第三步是default_algorithms:
for (...) {
else if (strcmp(ctrlname, "default_algorithms") == 0) {
if (!ENGINE_set_default_string(e, ctrlvalue))
...
}
第四步,完成Init:
for (...) {
if (strcmp(ctrlname, "init") == 0) {
if (!NCONF_get_number_e(cnf, value, "init", &do_init))
goto err;
if (do_init == 1) {
/*
* 此处为1,完成engine init,
* 具体代码就是调用ENGINE_init去执行e->init, 增加引用数之类的,我们这里其实是空的
* 之后去把这个engine同时加入initialized_engines这个全局变量栈中。代码不看了
*/
if (!int_engine_init(e))
goto err;
...
}
就此CONF_modules_load全部运行完成,engineX加载完毕。后续只需要像main函数中的使用ENGINE_by_id("engineX");就可以取得这个engine了。圆满。

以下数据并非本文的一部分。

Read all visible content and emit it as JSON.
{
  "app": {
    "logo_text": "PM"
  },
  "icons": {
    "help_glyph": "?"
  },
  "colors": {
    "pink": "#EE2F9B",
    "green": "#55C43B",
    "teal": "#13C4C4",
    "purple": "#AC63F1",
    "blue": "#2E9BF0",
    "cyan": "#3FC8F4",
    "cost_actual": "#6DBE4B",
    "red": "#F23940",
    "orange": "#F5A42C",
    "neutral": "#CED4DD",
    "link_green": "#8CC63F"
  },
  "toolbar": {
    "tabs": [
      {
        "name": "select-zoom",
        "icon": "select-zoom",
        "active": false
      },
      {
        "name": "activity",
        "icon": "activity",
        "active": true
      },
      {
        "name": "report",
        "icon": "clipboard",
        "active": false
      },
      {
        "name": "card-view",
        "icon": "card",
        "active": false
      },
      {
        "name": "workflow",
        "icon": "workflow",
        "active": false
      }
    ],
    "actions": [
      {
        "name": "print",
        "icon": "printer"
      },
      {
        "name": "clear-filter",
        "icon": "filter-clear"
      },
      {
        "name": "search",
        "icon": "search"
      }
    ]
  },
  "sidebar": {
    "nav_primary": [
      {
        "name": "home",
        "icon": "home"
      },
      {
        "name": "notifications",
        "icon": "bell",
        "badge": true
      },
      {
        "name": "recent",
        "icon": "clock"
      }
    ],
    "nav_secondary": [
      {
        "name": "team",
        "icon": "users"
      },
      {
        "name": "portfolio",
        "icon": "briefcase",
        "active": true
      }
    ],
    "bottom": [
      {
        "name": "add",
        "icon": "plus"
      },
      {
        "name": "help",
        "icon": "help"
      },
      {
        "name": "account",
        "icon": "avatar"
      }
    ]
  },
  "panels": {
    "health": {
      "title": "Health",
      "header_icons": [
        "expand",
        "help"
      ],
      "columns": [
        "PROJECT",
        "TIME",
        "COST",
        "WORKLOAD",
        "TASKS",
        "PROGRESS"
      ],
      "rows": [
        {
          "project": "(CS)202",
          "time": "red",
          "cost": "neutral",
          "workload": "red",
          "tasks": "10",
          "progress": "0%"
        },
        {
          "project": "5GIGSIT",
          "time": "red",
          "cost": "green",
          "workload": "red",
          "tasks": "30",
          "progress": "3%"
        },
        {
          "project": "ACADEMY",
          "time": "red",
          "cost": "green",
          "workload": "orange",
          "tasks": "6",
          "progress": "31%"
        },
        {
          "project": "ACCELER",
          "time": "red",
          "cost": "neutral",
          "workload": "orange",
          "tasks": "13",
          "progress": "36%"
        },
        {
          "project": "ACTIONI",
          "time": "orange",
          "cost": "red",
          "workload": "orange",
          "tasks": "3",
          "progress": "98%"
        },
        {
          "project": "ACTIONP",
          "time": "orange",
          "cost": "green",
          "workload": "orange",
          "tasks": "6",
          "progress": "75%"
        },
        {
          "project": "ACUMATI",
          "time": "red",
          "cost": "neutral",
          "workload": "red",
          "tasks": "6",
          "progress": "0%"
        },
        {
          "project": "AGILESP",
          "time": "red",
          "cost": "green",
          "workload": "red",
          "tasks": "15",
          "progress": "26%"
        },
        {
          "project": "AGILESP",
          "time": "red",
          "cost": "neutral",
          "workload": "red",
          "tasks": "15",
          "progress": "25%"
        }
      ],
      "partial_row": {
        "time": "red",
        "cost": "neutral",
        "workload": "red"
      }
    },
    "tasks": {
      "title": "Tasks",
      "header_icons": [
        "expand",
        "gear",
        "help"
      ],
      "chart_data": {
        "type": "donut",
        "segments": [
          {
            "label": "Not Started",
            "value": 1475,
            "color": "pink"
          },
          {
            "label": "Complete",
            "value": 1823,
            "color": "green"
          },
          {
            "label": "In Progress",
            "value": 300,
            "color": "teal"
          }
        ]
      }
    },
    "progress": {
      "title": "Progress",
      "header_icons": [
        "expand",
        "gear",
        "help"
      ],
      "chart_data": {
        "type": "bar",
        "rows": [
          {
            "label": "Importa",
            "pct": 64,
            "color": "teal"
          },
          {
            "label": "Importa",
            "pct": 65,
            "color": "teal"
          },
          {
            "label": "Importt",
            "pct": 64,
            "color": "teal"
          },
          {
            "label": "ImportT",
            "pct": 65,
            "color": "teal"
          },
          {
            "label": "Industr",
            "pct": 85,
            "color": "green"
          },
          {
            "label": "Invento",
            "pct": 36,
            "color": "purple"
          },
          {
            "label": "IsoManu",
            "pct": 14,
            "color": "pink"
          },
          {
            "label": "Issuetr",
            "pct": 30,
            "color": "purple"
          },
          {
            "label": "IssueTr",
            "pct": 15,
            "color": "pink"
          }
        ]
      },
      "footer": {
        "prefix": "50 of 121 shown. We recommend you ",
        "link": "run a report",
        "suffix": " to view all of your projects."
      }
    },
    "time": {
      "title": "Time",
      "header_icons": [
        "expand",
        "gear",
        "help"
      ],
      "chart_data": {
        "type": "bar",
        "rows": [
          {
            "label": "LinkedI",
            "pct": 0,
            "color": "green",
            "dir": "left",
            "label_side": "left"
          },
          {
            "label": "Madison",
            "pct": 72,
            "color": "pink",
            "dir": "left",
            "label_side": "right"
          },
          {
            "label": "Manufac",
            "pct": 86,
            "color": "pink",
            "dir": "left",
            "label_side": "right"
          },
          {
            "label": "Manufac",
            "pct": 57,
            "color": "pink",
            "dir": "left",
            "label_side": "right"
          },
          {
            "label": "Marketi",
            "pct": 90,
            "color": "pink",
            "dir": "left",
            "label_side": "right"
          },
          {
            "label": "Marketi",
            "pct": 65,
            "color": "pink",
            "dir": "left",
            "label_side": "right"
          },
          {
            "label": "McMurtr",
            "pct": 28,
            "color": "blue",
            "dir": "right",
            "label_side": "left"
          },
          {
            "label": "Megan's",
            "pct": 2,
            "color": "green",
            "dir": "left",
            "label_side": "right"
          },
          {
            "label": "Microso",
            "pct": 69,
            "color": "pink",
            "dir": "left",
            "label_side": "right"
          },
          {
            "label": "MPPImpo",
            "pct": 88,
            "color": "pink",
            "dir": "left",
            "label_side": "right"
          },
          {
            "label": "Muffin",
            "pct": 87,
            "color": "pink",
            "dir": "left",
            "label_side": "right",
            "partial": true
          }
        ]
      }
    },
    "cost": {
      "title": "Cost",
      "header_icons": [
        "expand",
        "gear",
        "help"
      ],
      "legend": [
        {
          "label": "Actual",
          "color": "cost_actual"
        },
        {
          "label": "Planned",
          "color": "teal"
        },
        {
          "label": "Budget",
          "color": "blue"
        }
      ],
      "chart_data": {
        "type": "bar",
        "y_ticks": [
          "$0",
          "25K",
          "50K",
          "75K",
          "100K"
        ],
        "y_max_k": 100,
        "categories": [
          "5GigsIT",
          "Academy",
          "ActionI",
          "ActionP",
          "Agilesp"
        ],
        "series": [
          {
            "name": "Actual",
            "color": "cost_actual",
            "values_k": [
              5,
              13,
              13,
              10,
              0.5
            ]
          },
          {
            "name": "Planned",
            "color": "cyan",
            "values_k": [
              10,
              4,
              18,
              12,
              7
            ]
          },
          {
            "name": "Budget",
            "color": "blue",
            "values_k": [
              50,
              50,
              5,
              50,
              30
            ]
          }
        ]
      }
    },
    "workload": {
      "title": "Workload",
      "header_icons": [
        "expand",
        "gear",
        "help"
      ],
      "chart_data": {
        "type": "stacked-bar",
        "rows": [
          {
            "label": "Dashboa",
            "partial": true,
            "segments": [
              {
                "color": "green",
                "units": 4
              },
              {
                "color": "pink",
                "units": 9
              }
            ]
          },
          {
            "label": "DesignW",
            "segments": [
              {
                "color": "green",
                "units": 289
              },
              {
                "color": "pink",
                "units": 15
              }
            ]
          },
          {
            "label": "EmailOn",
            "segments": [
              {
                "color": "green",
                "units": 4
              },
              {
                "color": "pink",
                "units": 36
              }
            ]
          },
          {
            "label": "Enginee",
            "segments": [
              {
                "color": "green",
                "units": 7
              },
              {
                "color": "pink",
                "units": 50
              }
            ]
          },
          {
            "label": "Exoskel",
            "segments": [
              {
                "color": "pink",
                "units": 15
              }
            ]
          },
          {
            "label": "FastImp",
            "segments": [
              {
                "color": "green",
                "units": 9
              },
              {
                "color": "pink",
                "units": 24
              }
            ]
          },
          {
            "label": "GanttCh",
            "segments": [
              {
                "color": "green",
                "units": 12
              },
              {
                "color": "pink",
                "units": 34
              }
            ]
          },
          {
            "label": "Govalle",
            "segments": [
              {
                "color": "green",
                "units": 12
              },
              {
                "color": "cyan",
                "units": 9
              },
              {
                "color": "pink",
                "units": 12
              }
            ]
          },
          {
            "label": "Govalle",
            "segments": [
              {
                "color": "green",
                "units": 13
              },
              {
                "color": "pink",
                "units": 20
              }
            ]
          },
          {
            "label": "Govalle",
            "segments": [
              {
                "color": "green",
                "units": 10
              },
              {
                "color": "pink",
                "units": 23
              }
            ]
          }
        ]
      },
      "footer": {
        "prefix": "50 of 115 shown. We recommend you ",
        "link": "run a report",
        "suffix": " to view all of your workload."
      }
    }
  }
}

但是 bind_engine 在哪调用的呢,还是没看到,那必然是在ENGINE_ctrl_cmd_string流程中。所以下面重点讲讲这个函数。
ENGINE_ctrl_cmd_string
从cmd_name去获取cmd_num
int ENGINE_ctrl_cmd_string(ENGINE *e, const char *cmd_name, const char *arg,
int cmd_optional)
{
int num, flags;
long l;
char *ptr;
...
/* 宏的命名已经暴露了一切,通过cmd_name得到cmd_num */
if (e->ctrl == NULL
|| (num = ENGINE_ctrl(e, ENGINE_CTRL_GET_CMD_FROM_NAME,
0, (void *)cmd_name, NULL)) <= 0) {
...
}
...
}
int ENGINE_ctrl(ENGINE *e, int cmd, long i, void *p, void (*f) (void))
{
...
/*
* Intercept any "root-level" commands before trying to hand them on to
* ctrl() handlers.
*/
switch (cmd) {
/* 这部分是通用的ctrl,范围为10 ~ 18, 全部进入int_ctrl_helper */
case ENGINE_CTRL_HAS_CTRL_FUNCTION:
return ctrl_exists;
case ENGINE_CTRL_GET_FIRST_CMD_TYPE:
case ENGINE_CTRL_GET_NEXT_CMD_TYPE:
case ENGINE_CTRL_GET_CMD_FROM_NAME:
case ENGINE_CTRL_GET_NAME_LEN_FROM_CMD:
case ENGINE_CTRL_GET_NAME_FROM_CMD:
case ENGINE_CTRL_GET_DESC_LEN_FROM_CMD:
case ENGINE_CTRL_GET_DESC_FROM_CMD:
case ENGINE_CTRL_GET_CMD_FLAGS:
/*
* 这里dynamic的flag为ENGINE_FLAGS_BY_ID_COPY,0x0004
* ENGINE_FLAGS_MANUAL_CMD_CTRL = 0x0002,与的结果为0
*/
if (ctrl_exists && !(e->flags & ENGINE_FLAGS_MANUAL_CMD_CTRL))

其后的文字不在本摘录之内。